A black hole carries so much mass that it even swallows light as soon as it passes the event horizon. In order to escape its gravitational field, the centrifugal force would have to be greater than the speed of light.

Event horizon: the boundary of a black hole

Every horizon has the property that the observer cannot see what is behind it.

• This is also the case with a black hole. The only difference is that the respective event horizon as its boundary is also a boundary surface of space-time according to the general theory of relativity.

• Events are specific points in space-time defined by place and time. The event horizon represents a limit to the laws of physics and the structure of spacetime that we know.

• The event horizon is dependent on the observer. If one passes it, however, there is no longer any possibility of reversal, because one would have to reach a centrifugal velocity corresponding to the gravitational field of the black hole, which here, however, exceeds the speed of light. Light is also swallowed up by black holes.

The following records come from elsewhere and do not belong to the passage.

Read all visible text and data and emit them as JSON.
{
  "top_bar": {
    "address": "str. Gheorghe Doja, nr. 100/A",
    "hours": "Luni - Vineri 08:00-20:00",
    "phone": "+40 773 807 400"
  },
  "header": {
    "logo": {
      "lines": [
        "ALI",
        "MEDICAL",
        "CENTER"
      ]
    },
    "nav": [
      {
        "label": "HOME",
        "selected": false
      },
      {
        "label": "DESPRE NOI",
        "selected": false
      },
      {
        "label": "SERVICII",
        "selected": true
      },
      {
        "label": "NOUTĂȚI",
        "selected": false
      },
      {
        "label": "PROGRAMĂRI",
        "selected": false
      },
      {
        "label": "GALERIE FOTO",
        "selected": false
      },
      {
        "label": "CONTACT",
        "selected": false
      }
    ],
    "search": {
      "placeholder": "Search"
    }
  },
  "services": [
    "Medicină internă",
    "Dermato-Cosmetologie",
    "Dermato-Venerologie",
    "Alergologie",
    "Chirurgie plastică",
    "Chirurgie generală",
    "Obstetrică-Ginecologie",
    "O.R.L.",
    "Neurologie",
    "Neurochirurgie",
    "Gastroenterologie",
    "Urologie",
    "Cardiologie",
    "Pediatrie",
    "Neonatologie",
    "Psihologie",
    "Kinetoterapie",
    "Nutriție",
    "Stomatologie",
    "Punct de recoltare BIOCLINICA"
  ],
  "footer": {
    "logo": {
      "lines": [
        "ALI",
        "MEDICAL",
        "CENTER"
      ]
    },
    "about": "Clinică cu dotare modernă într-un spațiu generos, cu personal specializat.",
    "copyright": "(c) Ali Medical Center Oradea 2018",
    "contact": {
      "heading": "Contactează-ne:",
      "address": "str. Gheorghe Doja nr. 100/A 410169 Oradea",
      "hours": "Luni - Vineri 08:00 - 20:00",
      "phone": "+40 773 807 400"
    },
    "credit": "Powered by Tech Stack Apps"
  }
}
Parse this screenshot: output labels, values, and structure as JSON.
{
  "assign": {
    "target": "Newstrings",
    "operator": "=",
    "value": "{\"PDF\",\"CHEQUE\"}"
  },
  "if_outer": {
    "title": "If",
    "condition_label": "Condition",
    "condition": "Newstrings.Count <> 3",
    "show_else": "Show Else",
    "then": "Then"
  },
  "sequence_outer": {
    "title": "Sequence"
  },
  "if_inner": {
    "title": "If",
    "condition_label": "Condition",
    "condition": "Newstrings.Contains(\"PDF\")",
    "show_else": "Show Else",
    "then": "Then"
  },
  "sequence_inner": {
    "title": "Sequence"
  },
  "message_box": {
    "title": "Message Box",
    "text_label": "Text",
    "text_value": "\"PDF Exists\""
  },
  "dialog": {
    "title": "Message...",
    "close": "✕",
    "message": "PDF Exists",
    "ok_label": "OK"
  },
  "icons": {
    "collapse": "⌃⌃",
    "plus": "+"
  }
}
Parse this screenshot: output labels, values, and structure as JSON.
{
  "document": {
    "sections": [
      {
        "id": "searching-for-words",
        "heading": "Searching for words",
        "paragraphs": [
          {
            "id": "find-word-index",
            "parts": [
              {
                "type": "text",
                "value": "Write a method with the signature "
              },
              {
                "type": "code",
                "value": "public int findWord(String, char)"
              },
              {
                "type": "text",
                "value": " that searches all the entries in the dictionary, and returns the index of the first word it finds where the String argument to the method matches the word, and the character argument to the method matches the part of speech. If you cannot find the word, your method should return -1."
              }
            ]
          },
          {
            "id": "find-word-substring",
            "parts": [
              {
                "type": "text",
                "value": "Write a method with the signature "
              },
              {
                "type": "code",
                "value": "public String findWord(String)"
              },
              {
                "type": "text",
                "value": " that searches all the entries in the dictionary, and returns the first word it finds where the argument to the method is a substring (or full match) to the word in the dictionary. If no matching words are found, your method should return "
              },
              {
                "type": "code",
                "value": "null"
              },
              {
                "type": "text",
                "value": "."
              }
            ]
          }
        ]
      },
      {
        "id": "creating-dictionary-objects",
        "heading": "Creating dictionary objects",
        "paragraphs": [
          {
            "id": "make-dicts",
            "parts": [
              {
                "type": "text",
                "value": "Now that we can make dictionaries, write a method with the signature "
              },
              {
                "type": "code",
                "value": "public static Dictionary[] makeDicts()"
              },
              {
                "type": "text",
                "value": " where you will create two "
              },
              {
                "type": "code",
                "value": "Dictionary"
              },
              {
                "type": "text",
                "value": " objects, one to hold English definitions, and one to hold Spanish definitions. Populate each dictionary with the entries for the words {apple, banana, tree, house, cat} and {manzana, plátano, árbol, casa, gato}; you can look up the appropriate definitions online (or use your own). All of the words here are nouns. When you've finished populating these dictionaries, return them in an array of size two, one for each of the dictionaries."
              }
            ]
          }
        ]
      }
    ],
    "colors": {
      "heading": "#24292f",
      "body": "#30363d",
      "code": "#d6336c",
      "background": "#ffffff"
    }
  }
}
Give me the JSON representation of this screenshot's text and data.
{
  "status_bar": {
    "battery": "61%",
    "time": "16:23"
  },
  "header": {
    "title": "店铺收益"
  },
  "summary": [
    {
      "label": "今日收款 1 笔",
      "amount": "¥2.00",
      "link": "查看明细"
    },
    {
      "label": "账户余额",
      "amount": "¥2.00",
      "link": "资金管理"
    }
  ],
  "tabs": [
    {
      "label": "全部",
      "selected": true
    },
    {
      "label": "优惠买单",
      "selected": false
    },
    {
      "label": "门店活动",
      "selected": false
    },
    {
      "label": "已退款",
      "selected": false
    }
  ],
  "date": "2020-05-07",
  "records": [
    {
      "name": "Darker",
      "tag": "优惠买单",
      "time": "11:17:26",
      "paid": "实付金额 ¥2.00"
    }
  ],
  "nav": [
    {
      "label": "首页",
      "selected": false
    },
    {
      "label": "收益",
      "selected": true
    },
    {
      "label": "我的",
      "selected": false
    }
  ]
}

Different reference systems

Black holes were suspected before their first sighting in the early 1970s because of general relativity.

• The closer light gets to a black hole, the redder it appears to an outside observer because it loses energy, shifting the photon into the red part of the light spectrum.

• The outside observer can never see the reaching of the event horizon of an object because it takes infinite time. The exception is visible bodies, which themselves deform space-time. This is why the passing of supernovae can be observed.

• If, however, one were to move towards the black hole in free fall, the transition of the event horizon would be experienced and with it the entry into the singularity existing inside the black hole.